LELA: an LLM-based Entity Linking Approach with Zero-Shot Domain Adaptation
Samy Haffoudhi, Fabian M. Suchanek, Nils Holzenberger
TL;DR
This work tackles true zero-shot entity linking by proposing LELA, a modular coarse-to-fine pipeline that leverages large language models without any fine-tuning. It components include retriever-agnostic candidate generation, an LLM-based pointwise reranker, and a reasoning-driven final selection with self-consistency, all integrated into a Python/ spaCy pipeline. Across multiple benchmarks (ZESHEL, ESCO, GLADIS, ZELDA) and domains, LELA consistently outperforms prior true zero-shot methods and often rivals fine-tuned approaches, while remaining robust to the choice of underlying LLM and retrieval method.
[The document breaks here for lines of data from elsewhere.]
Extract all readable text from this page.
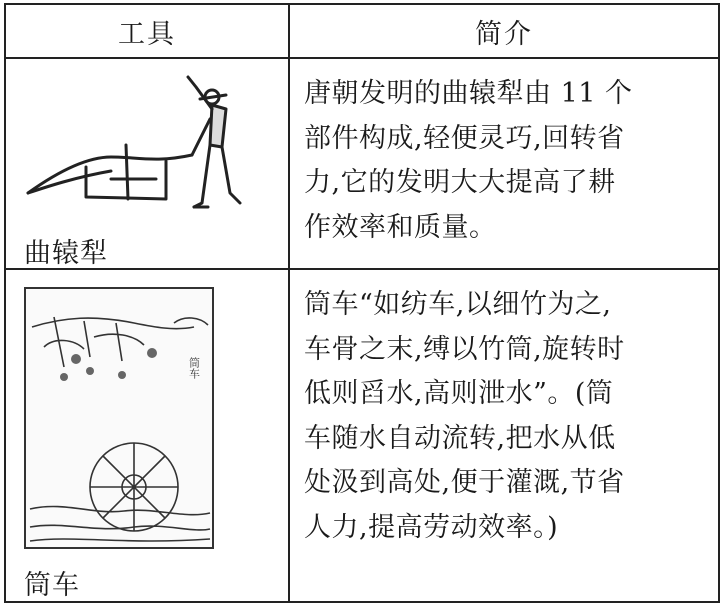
工具	简介
曲辕犁
唐朝发明的曲辕犁由 11 个
部件构成,轻便灵巧,回转省
力,它的发明大大提高了耕
作效率和质量。
筒车
筒车
筒车“如纺车,以细竹为之,
车骨之末,缚以竹筒,旋转时
低则舀水,高则泄水”。(筒
车随水自动流转,把水从低
处汲到高处,便于灌溉,节省
人力,提高劳动效率。)
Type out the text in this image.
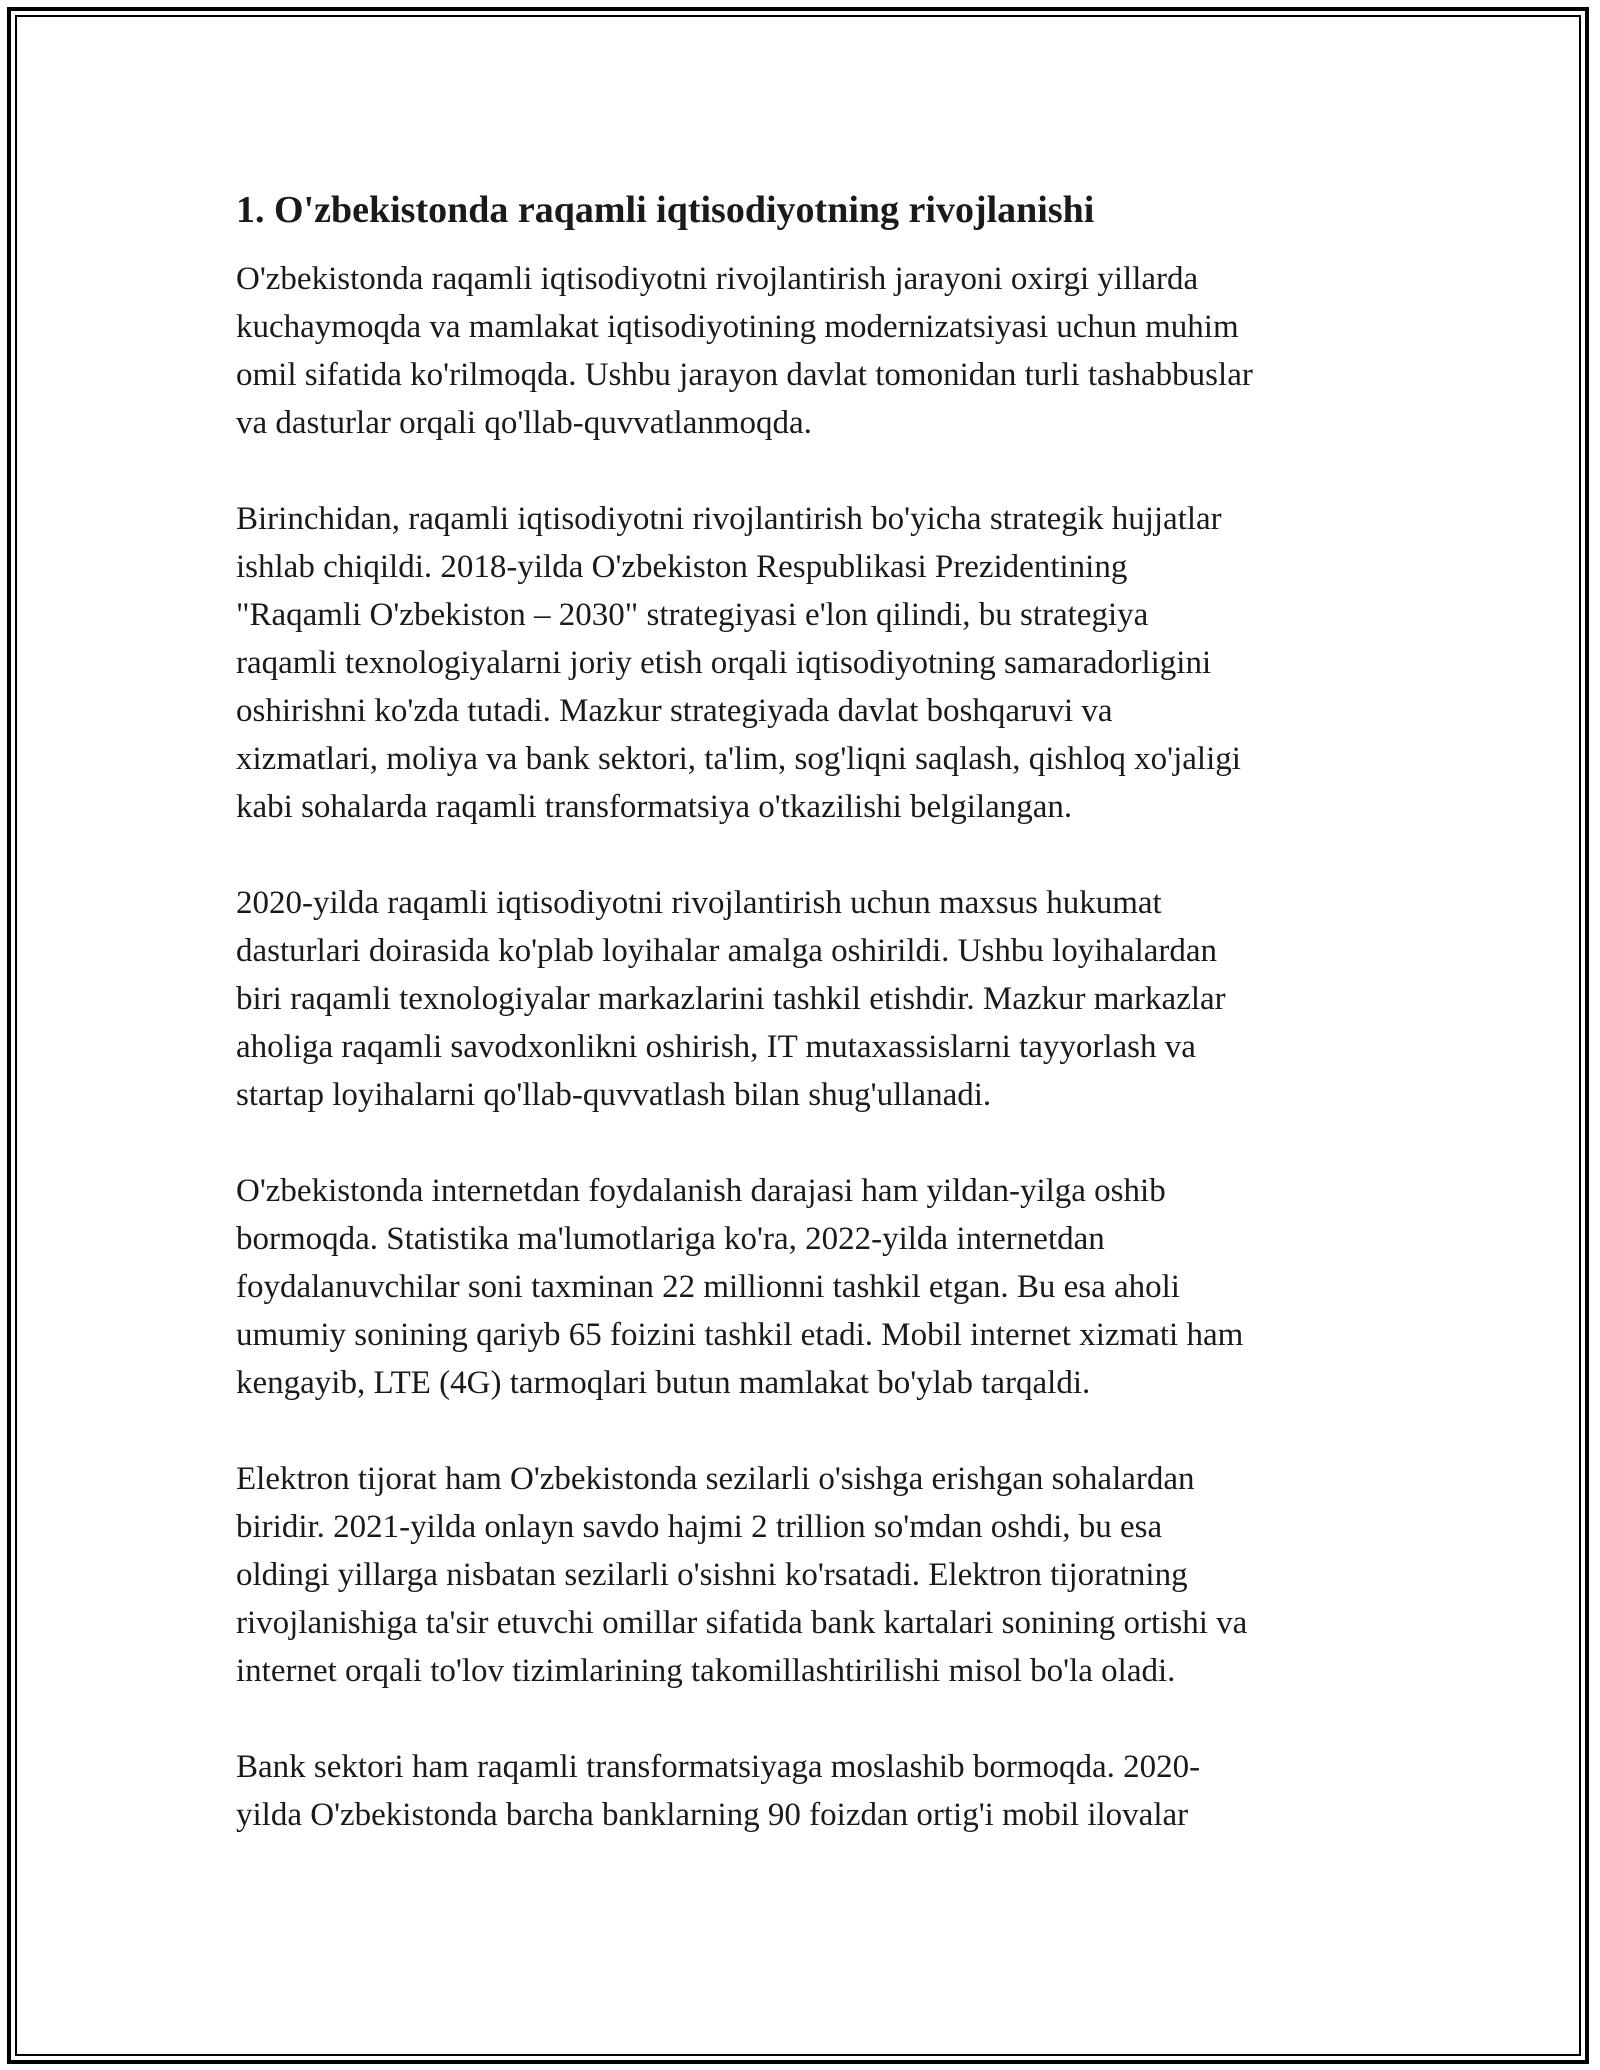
1. O'zbekistonda raqamli iqtisodiyotning rivojlanishi

O'zbekistonda raqamli iqtisodiyotni rivojlantirish jarayoni oxirgi yillarda
kuchaymoqda va mamlakat iqtisodiyotining modernizatsiyasi uchun muhim
omil sifatida ko'rilmoqda. Ushbu jarayon davlat tomonidan turli tashabbuslar
va dasturlar orqali qo'llab-quvvatlanmoqda.

Birinchidan, raqamli iqtisodiyotni rivojlantirish bo'yicha strategik hujjatlar
ishlab chiqildi. 2018-yilda O'zbekiston Respublikasi Prezidentining
"Raqamli O'zbekiston – 2030" strategiyasi e'lon qilindi, bu strategiya
raqamli texnologiyalarni joriy etish orqali iqtisodiyotning samaradorligini
oshirishni ko'zda tutadi. Mazkur strategiyada davlat boshqaruvi va
xizmatlari, moliya va bank sektori, ta'lim, sog'liqni saqlash, qishloq xo'jaligi
kabi sohalarda raqamli transformatsiya o'tkazilishi belgilangan.

2020-yilda raqamli iqtisodiyotni rivojlantirish uchun maxsus hukumat
dasturlari doirasida ko'plab loyihalar amalga oshirildi. Ushbu loyihalardan
biri raqamli texnologiyalar markazlarini tashkil etishdir. Mazkur markazlar
aholiga raqamli savodxonlikni oshirish, IT mutaxassislarni tayyorlash va
startap loyihalarni qo'llab-quvvatlash bilan shug'ullanadi.

O'zbekistonda internetdan foydalanish darajasi ham yildan-yilga oshib
bormoqda. Statistika ma'lumotlariga ko'ra, 2022-yilda internetdan
foydalanuvchilar soni taxminan 22 millionni tashkil etgan. Bu esa aholi
umumiy sonining qariyb 65 foizini tashkil etadi. Mobil internet xizmati ham
kengayib, LTE (4G) tarmoqlari butun mamlakat bo'ylab tarqaldi.

Elektron tijorat ham O'zbekistonda sezilarli o'sishga erishgan sohalardan
biridir. 2021-yilda onlayn savdo hajmi 2 trillion so'mdan oshdi, bu esa
oldingi yillarga nisbatan sezilarli o'sishni ko'rsatadi. Elektron tijoratning
rivojlanishiga ta'sir etuvchi omillar sifatida bank kartalari sonining ortishi va
internet orqali to'lov tizimlarining takomillashtirilishi misol bo'la oladi.

Bank sektori ham raqamli transformatsiyaga moslashib bormoqda. 2020-
yilda O'zbekistonda barcha banklarning 90 foizdan ortig'i mobil ilovalar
The findings suggest that inference-time reasoning can substitute for domain-specific supervision, reducing the data burden for deploying EL in new domains, and point to broader applicability of LLMs as EL baselines in future work.
Abstract
Entity linking (mapping ambiguous mentions in text to entities in a knowledge base) is a foundational step in tasks such as knowledge graph construction, question-answering, and information extraction. Our method, LELA, is a modular coarse-to-fine approach that leverages the capabilities of large language models (LLMs), and works with different target domains, knowledge bases and LLMs, without any fine-tuning phase. Our experiments across various entity linking settings show that LELA is highly competitive with fine-tuned approaches, and substantially outperforms the non-fine-tuned ones.